Assemblea Optime 2018C’è stata stamattina l’assemblea generale Optime (Osservatorio per la Tutela del Mercato dell’Elettronica in Italia), al margine della quale, i soci hanno aperto le porte alla stampa per presentare le attività e le iniziative dell’associazione per il prossimo anno.

L’Action Plan 2019 prevede una serie di azioni a vasto raggio per tutelare dalla violazione delle regole e dagli illeciti. Il tutto a vantaggio del mercato, dei consumatori e della concorrenza legittima tra gli operatori.

L’incontro è stato introdotto dal Presidente Davide Rossi che ha riassunto le aree di attività di Optime ed ha sottolineato le azioni svolte a livello istituzionale dall’associazione.

Tra gli interventi anche quello di Andrea Scozzoli (Aires) che ha ricordato come l’associazione che presiede sia stata tra i promotori di questa iniziativa con lo scopo di creare consapevolezza in un mercato che sta subendo una vera e propria rivoluzione con effetti positivi, ma anche distorsivi. «È tempo di intervenire tenendo conto delle evoluzioni dei tempi.
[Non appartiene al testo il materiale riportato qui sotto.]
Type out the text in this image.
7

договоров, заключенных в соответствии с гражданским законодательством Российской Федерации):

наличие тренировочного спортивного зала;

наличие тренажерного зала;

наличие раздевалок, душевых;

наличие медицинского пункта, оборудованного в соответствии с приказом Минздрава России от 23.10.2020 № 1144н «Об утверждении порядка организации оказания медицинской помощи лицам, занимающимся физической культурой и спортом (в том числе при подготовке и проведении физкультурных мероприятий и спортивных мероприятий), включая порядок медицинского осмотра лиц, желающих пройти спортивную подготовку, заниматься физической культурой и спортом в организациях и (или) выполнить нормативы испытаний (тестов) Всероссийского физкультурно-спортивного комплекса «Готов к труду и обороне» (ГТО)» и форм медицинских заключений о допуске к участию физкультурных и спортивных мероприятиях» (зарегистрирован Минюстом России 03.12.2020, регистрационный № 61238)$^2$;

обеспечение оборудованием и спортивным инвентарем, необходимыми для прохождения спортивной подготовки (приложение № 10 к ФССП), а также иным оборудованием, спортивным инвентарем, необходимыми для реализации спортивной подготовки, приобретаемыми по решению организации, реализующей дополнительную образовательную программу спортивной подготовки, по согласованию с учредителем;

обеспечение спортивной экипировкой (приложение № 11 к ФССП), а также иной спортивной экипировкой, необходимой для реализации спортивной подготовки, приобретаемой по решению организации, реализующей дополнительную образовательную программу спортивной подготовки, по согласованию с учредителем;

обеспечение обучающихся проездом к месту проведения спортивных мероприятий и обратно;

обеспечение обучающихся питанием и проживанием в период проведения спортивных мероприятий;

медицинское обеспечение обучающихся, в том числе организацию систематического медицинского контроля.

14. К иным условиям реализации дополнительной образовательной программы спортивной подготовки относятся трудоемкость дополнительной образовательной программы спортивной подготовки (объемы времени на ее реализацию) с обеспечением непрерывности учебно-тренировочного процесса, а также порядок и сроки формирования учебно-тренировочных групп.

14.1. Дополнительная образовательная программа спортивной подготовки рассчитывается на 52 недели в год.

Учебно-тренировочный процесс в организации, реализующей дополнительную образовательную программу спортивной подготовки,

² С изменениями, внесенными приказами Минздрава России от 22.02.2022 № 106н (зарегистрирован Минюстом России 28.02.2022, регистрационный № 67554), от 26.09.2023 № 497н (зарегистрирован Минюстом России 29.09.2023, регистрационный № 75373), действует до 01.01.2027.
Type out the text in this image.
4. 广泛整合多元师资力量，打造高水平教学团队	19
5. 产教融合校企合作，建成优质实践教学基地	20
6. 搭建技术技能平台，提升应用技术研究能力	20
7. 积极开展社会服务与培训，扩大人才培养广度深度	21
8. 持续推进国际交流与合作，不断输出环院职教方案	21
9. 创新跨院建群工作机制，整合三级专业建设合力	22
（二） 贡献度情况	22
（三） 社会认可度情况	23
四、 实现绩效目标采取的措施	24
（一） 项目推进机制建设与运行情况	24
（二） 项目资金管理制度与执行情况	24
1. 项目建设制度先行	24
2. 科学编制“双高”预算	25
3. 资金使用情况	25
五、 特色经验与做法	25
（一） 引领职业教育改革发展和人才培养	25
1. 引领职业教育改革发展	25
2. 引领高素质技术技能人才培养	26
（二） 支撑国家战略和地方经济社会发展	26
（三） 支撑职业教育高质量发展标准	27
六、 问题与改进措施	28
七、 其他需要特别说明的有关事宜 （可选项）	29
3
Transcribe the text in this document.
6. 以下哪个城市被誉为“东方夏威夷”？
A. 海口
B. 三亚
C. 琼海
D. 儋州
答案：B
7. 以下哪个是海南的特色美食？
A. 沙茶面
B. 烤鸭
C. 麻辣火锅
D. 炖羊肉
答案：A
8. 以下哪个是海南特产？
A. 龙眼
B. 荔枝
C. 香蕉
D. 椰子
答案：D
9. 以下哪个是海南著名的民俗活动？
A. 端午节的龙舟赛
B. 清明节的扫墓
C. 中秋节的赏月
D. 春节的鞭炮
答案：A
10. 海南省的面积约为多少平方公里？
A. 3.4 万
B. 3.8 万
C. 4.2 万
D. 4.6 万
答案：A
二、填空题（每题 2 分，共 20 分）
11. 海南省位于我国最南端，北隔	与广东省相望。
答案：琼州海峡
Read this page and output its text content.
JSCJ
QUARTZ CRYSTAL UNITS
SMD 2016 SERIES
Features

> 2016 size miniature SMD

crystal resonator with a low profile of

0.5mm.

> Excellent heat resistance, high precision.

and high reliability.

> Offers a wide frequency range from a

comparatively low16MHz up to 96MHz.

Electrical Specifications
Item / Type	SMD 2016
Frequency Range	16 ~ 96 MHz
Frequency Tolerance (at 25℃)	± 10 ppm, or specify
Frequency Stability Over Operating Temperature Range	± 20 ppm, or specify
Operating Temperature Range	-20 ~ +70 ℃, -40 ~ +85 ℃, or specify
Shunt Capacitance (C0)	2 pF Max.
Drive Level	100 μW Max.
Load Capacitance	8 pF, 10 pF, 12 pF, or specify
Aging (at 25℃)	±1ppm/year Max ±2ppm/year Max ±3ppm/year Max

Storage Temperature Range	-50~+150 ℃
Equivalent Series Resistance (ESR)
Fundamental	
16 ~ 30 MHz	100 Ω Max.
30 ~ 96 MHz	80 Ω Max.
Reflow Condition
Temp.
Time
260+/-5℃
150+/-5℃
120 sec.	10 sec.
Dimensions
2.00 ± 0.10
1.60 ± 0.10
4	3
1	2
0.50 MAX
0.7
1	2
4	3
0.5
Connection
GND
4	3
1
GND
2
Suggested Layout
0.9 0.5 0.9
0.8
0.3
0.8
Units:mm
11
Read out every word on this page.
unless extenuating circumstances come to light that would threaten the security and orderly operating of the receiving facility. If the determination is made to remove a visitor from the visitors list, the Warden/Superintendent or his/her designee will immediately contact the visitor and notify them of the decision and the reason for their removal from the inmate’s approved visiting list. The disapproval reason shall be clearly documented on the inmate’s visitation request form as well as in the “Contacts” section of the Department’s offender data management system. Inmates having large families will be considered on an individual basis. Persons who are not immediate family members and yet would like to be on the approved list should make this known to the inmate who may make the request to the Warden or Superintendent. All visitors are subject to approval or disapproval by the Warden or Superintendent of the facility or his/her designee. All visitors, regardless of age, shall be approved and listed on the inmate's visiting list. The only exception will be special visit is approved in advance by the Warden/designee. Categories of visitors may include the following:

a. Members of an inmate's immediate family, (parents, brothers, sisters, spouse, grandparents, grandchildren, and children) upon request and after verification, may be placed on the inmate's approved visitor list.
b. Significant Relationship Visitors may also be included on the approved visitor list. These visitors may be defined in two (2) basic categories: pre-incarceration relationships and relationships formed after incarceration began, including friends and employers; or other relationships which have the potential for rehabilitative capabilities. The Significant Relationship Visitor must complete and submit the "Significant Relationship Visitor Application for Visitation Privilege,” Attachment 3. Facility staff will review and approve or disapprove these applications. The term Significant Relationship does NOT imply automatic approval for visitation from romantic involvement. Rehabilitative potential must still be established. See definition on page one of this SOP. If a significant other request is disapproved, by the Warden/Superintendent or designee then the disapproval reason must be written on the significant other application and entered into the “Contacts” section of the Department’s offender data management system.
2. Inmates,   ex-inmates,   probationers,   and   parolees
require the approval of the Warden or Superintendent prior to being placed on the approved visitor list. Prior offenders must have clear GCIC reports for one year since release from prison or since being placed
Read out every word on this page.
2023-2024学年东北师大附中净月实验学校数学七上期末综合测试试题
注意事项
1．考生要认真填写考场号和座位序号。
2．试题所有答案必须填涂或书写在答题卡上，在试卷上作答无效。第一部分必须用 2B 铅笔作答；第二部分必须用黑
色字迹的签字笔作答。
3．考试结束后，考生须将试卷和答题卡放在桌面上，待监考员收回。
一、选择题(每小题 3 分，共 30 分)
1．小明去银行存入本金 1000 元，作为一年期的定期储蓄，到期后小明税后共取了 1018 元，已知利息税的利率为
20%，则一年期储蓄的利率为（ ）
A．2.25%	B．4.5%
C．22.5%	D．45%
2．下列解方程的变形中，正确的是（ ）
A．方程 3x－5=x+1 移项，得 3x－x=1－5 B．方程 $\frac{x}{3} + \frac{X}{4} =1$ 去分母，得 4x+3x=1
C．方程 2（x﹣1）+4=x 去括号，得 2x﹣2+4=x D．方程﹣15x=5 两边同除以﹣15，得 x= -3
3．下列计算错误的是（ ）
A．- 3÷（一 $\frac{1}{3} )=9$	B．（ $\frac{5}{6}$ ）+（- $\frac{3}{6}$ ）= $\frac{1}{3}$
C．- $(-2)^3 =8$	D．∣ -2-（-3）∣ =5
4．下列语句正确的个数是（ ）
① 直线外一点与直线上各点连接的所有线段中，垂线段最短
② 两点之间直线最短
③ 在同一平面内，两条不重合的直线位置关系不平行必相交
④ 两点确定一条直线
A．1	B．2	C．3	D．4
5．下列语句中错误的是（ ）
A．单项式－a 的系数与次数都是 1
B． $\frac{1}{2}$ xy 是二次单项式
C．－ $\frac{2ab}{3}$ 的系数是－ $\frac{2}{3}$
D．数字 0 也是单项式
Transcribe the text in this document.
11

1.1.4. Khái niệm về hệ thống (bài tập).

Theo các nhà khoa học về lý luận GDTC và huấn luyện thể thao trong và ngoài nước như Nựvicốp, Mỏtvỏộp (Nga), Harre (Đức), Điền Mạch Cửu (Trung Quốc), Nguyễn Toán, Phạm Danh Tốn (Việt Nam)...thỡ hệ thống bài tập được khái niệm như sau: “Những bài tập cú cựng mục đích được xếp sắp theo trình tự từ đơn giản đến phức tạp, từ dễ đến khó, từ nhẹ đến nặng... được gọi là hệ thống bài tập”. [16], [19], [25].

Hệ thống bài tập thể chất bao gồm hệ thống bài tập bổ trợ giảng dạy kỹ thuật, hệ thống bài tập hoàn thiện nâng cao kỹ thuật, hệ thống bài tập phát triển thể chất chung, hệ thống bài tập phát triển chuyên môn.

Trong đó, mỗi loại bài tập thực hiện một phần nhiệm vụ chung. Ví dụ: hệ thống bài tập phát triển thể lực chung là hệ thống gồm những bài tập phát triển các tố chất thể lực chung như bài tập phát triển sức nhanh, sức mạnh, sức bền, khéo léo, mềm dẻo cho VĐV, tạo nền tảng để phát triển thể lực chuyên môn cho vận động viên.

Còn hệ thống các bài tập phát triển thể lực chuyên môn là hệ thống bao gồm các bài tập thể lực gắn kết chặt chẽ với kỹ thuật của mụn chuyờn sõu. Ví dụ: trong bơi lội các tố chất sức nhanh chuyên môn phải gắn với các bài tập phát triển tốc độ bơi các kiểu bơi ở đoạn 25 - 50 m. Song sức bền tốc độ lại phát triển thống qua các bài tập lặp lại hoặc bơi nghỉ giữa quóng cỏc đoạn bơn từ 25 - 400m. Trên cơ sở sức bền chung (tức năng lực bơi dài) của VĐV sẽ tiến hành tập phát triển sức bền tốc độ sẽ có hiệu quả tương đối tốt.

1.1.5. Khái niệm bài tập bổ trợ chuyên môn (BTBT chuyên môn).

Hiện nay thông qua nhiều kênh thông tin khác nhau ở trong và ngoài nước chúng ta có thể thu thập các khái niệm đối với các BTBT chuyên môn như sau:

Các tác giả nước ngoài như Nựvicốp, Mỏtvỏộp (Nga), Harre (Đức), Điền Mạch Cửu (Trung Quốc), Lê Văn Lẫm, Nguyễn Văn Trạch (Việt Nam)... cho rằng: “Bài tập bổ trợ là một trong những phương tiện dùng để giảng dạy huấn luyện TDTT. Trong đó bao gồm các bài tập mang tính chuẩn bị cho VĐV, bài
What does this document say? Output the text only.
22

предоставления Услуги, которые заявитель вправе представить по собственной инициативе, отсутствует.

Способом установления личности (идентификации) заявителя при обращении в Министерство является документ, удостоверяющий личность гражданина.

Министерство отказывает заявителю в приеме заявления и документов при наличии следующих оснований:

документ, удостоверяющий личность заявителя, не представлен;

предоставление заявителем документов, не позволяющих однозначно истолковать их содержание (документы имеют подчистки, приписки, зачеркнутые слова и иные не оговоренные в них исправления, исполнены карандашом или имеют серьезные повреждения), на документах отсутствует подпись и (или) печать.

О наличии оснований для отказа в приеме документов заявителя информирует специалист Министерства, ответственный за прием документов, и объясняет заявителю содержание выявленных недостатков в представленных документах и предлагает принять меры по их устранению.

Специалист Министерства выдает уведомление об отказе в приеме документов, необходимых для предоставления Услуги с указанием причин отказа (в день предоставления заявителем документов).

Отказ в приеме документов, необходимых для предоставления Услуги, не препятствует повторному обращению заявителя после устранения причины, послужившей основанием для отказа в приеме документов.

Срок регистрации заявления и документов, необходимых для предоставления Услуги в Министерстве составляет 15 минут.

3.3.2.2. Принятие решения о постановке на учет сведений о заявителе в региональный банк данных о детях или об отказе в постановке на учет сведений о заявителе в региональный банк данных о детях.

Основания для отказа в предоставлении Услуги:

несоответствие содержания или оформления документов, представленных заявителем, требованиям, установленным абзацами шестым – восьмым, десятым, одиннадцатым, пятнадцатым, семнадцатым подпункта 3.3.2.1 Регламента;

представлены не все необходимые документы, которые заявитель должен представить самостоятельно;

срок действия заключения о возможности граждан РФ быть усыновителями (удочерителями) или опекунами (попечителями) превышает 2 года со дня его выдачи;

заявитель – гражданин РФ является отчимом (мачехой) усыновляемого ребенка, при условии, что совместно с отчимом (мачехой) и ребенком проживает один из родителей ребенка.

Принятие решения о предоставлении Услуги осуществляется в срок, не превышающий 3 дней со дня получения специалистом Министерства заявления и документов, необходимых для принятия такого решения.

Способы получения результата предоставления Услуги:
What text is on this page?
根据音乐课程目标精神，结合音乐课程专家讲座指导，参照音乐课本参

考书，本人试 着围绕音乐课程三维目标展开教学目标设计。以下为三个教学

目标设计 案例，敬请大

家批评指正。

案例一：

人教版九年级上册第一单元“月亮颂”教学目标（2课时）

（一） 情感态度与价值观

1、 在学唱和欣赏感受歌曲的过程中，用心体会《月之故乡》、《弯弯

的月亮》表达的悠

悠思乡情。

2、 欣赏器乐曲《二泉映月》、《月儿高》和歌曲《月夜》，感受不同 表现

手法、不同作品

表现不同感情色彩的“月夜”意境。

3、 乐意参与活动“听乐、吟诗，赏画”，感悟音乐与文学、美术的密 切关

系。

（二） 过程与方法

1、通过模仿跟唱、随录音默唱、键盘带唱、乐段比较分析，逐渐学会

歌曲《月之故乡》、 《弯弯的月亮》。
Il web a tutti i costi non va bene e bisogna trovare delle soluzioni».

Tra le varie anomalie prese in considerazione durante la riunione, quelle del Marketplace, che secondo uno studio dell’Università Statale di Milano rappresenta una ricchezza per lo sviluppo di startup e di giovani aziende, ma che in alcuni casi può generare anche delle distorsioni soprattutto in fase di post vendita. «Il volume di affari e il numero di pezzi venduti sul Marketplace di Amazon è maggiore delle vendite dirette dello stesso operatore – ha commentato il professor Marco Gambaro, autore dello studio -. Nonostante questo, secondo la normativa vigente (Direttiva 2000/31/CE), la piattaforma non è responsabile degli eventuali illeciti che avvengono tra venditore-acquirente». Secondo Davide Rossi: «Questo è un tema centrale che richiede un cambio di passo a livello europeo».

Indispensabile inoltre un dialogo con il consumatore. Per questo motivo l’associazione ha incaricato Carlo Loforti della video company Just Maria di Palermo di realizzare una serie di clip per sensibilizzare in chiave ironica l’acquisto etico, ponendo l’accento sulle ricadute economico-sociali di comportamenti distorsivi da parte di operatori senza scrupoli e di consumatori disattenti.

Durante l’incontro è stato presentato anche il nuovo socio Nital (Nikon Italia) che sosterrà l’attività dell’associazione.